Depuis quelque temps des maires se croient autoriser, sous motifs fallacieux, à porter obstacle à ce droit, pour les enfants roms,  sans que les autorités de tutelle ne réagissent ni ne prennent des mesures pour rendre effective cette scolarisation.

Un degré supplémentaire dans l’ignoble vient d’être franchi en créant des classes «ethniques » en dehors des écoles où vont normalement les autres enfants.

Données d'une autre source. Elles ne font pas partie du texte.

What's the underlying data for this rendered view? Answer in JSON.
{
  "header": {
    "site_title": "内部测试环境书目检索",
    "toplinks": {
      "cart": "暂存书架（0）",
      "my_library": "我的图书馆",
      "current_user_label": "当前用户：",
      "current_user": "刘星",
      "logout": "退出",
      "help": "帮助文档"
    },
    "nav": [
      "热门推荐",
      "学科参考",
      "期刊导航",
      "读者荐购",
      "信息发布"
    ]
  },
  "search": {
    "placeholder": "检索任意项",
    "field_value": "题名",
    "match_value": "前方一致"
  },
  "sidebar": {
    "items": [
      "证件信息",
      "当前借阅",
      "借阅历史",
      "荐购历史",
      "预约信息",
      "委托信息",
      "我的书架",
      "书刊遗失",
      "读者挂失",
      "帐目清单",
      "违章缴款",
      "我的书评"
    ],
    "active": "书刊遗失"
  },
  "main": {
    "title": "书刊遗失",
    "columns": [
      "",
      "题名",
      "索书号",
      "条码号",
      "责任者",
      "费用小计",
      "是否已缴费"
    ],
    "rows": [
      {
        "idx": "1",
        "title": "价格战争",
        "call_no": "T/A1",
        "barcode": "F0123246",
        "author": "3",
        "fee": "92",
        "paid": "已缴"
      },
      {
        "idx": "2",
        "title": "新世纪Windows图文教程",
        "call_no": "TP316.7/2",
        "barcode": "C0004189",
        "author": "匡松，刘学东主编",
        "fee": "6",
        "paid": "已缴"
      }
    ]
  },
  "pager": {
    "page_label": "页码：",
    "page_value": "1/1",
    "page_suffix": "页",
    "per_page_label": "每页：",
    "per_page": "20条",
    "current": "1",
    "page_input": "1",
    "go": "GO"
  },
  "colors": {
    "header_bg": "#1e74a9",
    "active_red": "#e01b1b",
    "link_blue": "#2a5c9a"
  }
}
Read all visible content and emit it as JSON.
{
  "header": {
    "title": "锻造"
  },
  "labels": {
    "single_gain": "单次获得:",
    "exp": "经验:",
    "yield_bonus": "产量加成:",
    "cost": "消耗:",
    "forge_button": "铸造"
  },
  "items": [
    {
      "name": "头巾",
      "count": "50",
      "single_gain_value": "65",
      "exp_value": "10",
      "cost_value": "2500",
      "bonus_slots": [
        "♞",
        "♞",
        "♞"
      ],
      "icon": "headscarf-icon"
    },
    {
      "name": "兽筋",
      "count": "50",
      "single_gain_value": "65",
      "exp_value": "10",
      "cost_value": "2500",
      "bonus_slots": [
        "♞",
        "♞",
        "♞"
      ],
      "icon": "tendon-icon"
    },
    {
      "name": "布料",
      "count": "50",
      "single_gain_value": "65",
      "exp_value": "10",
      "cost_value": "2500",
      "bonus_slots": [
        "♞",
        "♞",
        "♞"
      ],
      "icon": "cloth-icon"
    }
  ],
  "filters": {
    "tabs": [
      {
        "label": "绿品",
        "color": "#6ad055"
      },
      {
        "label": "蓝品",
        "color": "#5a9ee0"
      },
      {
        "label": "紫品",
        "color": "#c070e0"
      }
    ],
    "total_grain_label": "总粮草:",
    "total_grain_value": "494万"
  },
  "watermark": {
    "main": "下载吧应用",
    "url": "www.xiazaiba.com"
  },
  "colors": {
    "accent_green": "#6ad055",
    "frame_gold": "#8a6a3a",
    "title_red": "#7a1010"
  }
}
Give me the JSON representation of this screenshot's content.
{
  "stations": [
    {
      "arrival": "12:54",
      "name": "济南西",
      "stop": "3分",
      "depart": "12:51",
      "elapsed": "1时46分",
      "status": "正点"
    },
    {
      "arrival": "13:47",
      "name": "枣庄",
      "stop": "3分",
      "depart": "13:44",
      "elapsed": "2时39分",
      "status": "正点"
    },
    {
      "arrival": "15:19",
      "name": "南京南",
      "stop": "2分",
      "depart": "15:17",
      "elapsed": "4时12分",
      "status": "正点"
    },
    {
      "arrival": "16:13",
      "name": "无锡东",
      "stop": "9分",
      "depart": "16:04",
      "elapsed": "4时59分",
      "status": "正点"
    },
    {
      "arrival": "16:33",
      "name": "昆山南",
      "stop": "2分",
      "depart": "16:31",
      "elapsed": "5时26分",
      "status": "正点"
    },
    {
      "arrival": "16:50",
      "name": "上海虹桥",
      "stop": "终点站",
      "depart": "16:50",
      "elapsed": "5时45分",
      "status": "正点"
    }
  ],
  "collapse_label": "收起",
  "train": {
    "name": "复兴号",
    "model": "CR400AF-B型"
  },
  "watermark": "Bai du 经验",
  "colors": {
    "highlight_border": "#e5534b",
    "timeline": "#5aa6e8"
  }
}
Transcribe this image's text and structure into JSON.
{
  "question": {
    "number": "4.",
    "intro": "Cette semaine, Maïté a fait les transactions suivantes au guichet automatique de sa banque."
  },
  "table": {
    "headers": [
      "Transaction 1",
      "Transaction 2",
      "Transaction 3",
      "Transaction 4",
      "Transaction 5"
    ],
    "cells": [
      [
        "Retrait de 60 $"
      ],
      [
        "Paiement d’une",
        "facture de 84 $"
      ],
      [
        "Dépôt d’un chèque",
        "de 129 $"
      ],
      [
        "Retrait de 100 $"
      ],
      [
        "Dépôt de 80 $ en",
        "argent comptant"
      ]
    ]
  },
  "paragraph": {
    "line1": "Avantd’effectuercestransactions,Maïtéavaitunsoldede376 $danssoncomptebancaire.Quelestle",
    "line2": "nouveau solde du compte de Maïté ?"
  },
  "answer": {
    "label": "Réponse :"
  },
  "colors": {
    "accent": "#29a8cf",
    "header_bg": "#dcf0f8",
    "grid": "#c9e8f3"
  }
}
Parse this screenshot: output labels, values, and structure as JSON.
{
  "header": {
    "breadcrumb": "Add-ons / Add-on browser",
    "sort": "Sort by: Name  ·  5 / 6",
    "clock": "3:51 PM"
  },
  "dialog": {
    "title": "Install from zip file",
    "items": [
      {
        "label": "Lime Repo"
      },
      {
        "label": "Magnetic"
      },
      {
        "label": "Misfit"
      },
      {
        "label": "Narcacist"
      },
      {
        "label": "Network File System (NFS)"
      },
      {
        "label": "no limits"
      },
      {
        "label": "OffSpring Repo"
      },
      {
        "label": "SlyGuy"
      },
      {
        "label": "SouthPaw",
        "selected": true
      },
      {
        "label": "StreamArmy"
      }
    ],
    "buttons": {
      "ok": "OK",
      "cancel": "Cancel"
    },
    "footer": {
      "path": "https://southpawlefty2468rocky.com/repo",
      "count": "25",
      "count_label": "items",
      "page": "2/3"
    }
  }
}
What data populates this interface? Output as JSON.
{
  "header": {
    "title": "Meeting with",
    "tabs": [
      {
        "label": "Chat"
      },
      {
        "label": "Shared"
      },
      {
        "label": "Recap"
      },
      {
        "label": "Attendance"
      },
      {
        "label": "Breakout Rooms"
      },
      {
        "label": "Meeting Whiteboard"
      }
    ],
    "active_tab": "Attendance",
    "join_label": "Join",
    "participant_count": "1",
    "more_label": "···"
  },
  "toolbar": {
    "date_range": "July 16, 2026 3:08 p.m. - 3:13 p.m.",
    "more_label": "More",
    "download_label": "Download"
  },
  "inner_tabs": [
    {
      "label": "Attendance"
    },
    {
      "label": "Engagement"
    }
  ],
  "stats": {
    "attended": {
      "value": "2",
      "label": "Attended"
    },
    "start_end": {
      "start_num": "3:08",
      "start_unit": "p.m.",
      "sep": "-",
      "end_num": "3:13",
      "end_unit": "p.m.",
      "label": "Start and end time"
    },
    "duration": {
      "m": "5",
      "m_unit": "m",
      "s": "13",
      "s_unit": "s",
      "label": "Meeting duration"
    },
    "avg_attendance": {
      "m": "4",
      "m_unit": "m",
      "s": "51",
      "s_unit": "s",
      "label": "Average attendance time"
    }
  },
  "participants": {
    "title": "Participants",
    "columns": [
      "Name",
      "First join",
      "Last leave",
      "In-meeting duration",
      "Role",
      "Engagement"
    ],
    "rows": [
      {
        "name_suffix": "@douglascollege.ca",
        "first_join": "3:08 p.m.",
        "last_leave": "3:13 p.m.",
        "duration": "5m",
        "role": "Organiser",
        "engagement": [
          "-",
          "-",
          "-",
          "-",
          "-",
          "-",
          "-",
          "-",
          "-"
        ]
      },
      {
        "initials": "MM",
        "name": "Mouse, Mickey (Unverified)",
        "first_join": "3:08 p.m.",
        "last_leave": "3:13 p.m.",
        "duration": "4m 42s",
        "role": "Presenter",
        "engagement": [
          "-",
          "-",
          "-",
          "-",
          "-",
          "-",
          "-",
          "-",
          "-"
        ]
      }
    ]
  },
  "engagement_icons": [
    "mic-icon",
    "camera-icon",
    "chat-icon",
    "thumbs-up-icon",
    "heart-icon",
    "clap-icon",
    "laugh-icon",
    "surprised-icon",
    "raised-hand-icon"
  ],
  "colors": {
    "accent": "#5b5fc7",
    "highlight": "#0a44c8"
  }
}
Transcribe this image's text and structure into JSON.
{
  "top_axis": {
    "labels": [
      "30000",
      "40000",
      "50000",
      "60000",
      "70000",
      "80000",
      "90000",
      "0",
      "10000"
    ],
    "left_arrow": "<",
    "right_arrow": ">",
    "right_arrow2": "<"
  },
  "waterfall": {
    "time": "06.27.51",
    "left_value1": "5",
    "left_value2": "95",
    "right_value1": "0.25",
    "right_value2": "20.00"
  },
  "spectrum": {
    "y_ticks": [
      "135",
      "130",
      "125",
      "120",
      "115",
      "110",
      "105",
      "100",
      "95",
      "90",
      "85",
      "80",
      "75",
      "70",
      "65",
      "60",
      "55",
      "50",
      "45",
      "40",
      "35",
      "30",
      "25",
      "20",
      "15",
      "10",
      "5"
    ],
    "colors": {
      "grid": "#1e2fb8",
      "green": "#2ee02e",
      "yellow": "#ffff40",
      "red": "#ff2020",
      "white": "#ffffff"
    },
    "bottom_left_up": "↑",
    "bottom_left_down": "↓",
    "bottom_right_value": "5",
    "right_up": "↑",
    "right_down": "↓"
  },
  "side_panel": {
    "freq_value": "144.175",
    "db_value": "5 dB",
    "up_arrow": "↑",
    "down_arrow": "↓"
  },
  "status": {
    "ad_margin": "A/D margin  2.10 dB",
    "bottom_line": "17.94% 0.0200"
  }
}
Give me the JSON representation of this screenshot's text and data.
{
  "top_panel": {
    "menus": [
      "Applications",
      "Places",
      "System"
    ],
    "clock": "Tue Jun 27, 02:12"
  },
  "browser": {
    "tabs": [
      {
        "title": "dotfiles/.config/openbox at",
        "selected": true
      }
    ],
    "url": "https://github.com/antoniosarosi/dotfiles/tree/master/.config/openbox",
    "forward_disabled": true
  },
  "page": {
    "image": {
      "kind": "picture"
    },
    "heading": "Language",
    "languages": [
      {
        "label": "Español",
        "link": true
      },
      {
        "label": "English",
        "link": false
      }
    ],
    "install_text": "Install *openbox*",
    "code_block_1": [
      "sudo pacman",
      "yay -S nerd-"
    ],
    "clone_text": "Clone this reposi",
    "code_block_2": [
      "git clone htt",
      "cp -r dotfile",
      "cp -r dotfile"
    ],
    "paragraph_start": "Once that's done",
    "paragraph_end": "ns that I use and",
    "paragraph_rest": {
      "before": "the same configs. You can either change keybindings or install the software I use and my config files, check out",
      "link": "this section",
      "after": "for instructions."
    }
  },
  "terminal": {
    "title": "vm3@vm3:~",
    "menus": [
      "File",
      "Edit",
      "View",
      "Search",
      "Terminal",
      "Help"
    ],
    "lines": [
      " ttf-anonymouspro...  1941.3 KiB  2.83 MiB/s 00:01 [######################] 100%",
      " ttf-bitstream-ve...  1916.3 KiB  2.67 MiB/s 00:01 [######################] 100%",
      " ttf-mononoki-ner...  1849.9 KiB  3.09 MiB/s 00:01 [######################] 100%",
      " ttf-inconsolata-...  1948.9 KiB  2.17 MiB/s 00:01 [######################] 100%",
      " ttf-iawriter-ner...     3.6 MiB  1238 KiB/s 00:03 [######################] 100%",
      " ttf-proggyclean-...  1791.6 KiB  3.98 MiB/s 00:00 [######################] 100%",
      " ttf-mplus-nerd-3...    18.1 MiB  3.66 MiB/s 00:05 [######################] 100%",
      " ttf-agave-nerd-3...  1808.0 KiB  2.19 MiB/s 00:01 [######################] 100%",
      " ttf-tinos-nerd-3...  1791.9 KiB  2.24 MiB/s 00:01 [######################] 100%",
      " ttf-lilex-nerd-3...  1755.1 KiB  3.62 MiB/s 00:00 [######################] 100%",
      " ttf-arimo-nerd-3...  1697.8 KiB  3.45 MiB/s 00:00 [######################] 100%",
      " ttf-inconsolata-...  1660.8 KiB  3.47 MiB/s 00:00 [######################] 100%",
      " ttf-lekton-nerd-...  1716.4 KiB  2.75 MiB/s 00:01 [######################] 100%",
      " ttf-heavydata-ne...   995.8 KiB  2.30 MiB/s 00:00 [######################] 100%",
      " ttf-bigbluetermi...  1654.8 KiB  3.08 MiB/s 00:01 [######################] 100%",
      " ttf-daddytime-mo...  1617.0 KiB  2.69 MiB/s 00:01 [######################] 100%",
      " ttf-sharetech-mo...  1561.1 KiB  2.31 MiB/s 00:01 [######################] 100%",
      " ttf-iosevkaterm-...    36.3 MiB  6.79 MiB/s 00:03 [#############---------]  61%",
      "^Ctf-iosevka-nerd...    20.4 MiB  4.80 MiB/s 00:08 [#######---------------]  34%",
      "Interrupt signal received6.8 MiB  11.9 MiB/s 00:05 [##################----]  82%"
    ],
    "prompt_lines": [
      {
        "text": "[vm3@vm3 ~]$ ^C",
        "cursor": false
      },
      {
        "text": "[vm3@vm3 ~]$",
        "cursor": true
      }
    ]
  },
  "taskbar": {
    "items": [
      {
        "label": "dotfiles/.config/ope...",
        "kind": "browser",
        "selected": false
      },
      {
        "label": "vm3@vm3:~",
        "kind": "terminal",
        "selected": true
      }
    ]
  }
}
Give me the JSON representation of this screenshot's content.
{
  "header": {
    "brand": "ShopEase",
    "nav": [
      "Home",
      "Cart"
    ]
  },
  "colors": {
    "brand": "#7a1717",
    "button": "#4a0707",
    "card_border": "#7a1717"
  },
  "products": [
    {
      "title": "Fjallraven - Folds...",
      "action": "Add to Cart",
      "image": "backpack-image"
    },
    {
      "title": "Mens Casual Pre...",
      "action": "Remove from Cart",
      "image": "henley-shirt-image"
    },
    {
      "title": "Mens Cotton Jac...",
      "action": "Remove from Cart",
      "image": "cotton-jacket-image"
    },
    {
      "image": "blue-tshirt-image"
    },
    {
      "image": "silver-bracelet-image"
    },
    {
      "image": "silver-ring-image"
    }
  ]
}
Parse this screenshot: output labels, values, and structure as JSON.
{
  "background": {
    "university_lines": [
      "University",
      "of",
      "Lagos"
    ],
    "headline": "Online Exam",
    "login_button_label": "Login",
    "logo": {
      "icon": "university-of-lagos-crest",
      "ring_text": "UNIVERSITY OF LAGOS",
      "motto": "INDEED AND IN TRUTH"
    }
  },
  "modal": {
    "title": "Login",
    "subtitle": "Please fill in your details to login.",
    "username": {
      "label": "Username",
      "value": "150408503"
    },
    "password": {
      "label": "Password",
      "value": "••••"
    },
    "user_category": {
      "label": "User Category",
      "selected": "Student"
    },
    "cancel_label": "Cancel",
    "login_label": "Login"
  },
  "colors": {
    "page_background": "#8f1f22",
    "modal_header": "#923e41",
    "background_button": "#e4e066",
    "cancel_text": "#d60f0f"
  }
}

Le SAF  exige des autorités concernées qu’elles se  ressaisissent en scolarisant les enfants rom avec les autres enfants.

Le SAF sera aux côtés des associations qui viennent en aide aux populations roms afin de faire respecter le droit fondamental à l’éducation des enfants dans des conditions compatibles avec le droit à l’égalité de traitement et à l’égalité des chances.